Religious people talk about things that cannot be seen, stories that cannot be verified, and beings and forces beyond the ordinary. Perhaps their gods are truly at work, or perhaps in human nature there is an impulse to proclaim religious knowledge. If so, it would have to have arisen by natural selection. It is hard to imagine how natural selection could have produced such an impulse. There is a debate among evolutionary scientists about whether or not there is any adaptive advantage to religion at all (Bulbulia 2004a; Atran and Norenzayan 2004). Some believe that it has no adaptive value itself and that it is just a hodge podge of of behaviors that have evolved because they are adaptive in other non-religious contexts. The agent-based simulation described in this article shows that a central unifying feature of religion, a belief in an unverifiable world, could have evolved along side of verifiable knowledge. The simulation makes use of an agent-based communication model with two types of information: verifiable information (real information) about a real world and unverifiable information (unreal information) about about an imaginary world. It examines the conditions necessary for the communication of unreal information to have evolved along side the communication of real information. It offers support for the theory that religion is an adaptive complex and it disputes the theory that religion is a byproduct of unrelated adaptive processes.

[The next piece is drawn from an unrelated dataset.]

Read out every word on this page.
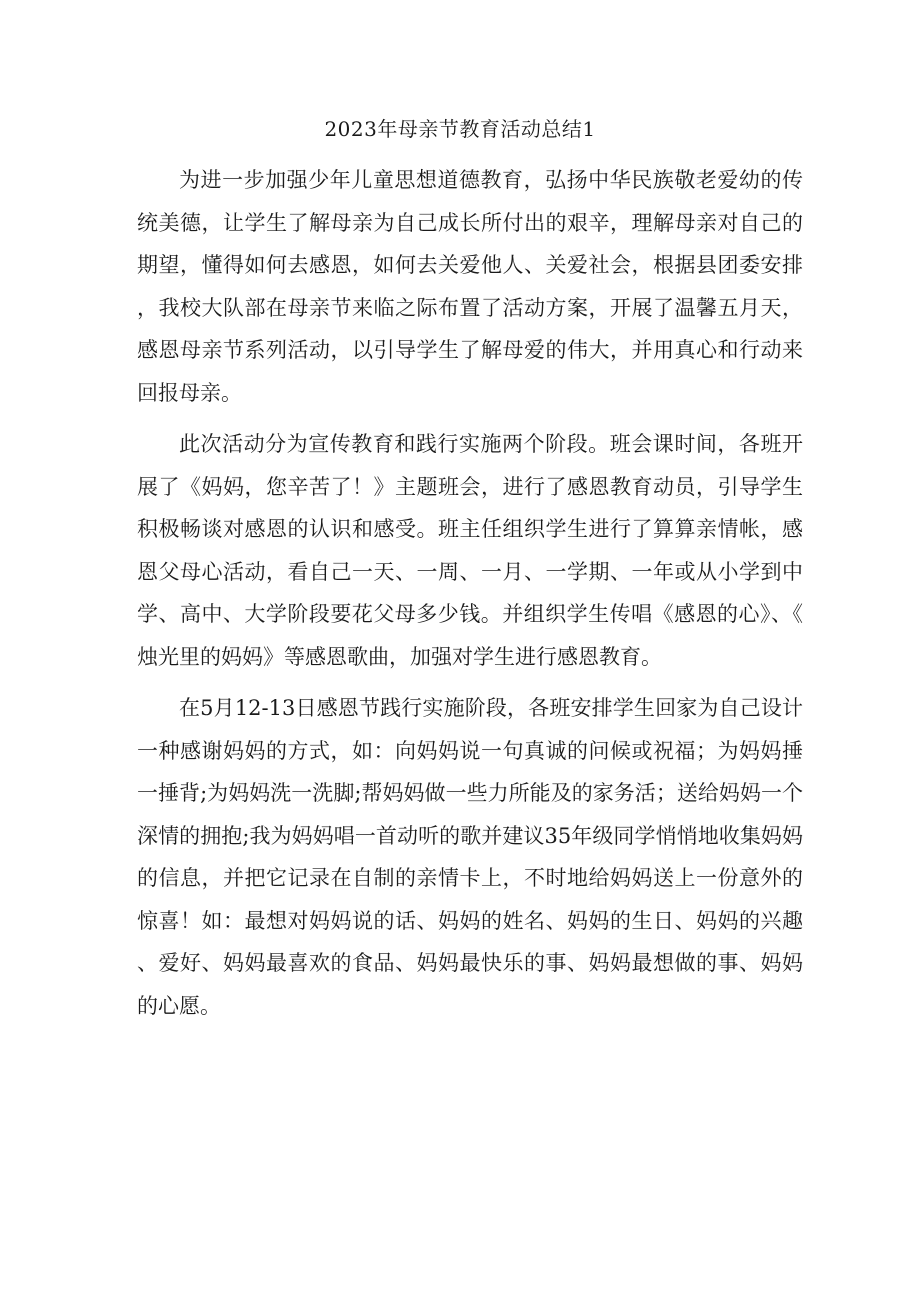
2023年母亲节教育活动总结1

为进一步加强少年儿童思想道德教育，弘扬中华民族敬老爱幼的传统美德，让学生了解母亲为自己成长所付出的艰辛，理解母亲对自己的期望，懂得如何去感恩，如何去关爱他人、关爱社会，根据县团委安排，我校大队部在母亲节来临之际布置了活动方案，开展了温馨五月天，感恩母亲节系列活动，以引导学生了解母爱的伟大，并用真心和行动来回报母亲。

此次活动分为宣传教育和践行实施两个阶段。班会课时间，各班开展了《妈妈，您辛苦了！》主题班会，进行了感恩教育动员，引导学生积极畅谈对感恩的认识和感受。班主任组织学生进行了算算亲情帐，感恩父母心活动，看自己一天、一周、一月、一学期、一年或从小学到中学、高中、大学阶段要花父母多少钱。并组织学生传唱《感恩的心》、《烛光里的妈妈》等感恩歌曲，加强对学生进行感恩教育。

在5月12-13日感恩节践行实施阶段，各班安排学生回家为自己设计一种感谢妈妈的方式，如：向妈妈说一句真诚的问候或祝福；为妈妈捶一捶背;为妈妈洗一洗脚;帮妈妈做一些力所能及的家务活；送给妈妈一个深情的拥抱;我为妈妈唱一首动听的歌并建议35年级同学悄悄地收集妈妈的信息，并把它记录在自制的亲情卡上，不时地给妈妈送上一份意外的惊喜！如：最想对妈妈说的话、妈妈的姓名、妈妈的生日、妈妈的兴趣、爱好、妈妈最喜欢的食品、妈妈最快乐的事、妈妈最想做的事、妈妈的心愿。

Modern biocultural theories about the evolution of religion can be divided into three categories (Dow 2006):
(1) Cognitive theories that postulate that religion is the manifestation of mental modules1 that have evolved for other purposes (Atran and Norenzayan 2004Boyer 2001, 2003).
(2) Ecological regulation theories that postulate that religion is a master symbolic control system regulating the interaction of human groups with their environments, and, therefore, it has evolved as an adaptive mechanism with this function (Rappaport 1999).

(3) Commitment theories that postulate that religion is a system of costly signals that reduce deception and create trust and cooperation within groups (Irons 2001Sosis 2004)

Defining religion for scientific study is difficult (Dow 2007). One feature of religion that seems to stand out as non-adaptive is the belief in the existence of an unseen, unverifiable world. The existence of gods, spirits, and the like cannot be verified by the senses. A belief in them makes no sense from an common evolutionary point of view. The animal whose conception of the world is out of touch with reality should be eliminated by natural selection. The one whose mental images correspond most closely to the real environment should be one to survive. The primary problem of explaining how religion has evolved through natural selection is the problem of explaining the belief in unreal things.

If religion is adaptive, the beliefs, perceptions, and symbols created by religion must increase human survival and reproduction in some way other than providing useful images of the environment. The impact of religious communication on survival is probably through its effect on social organization.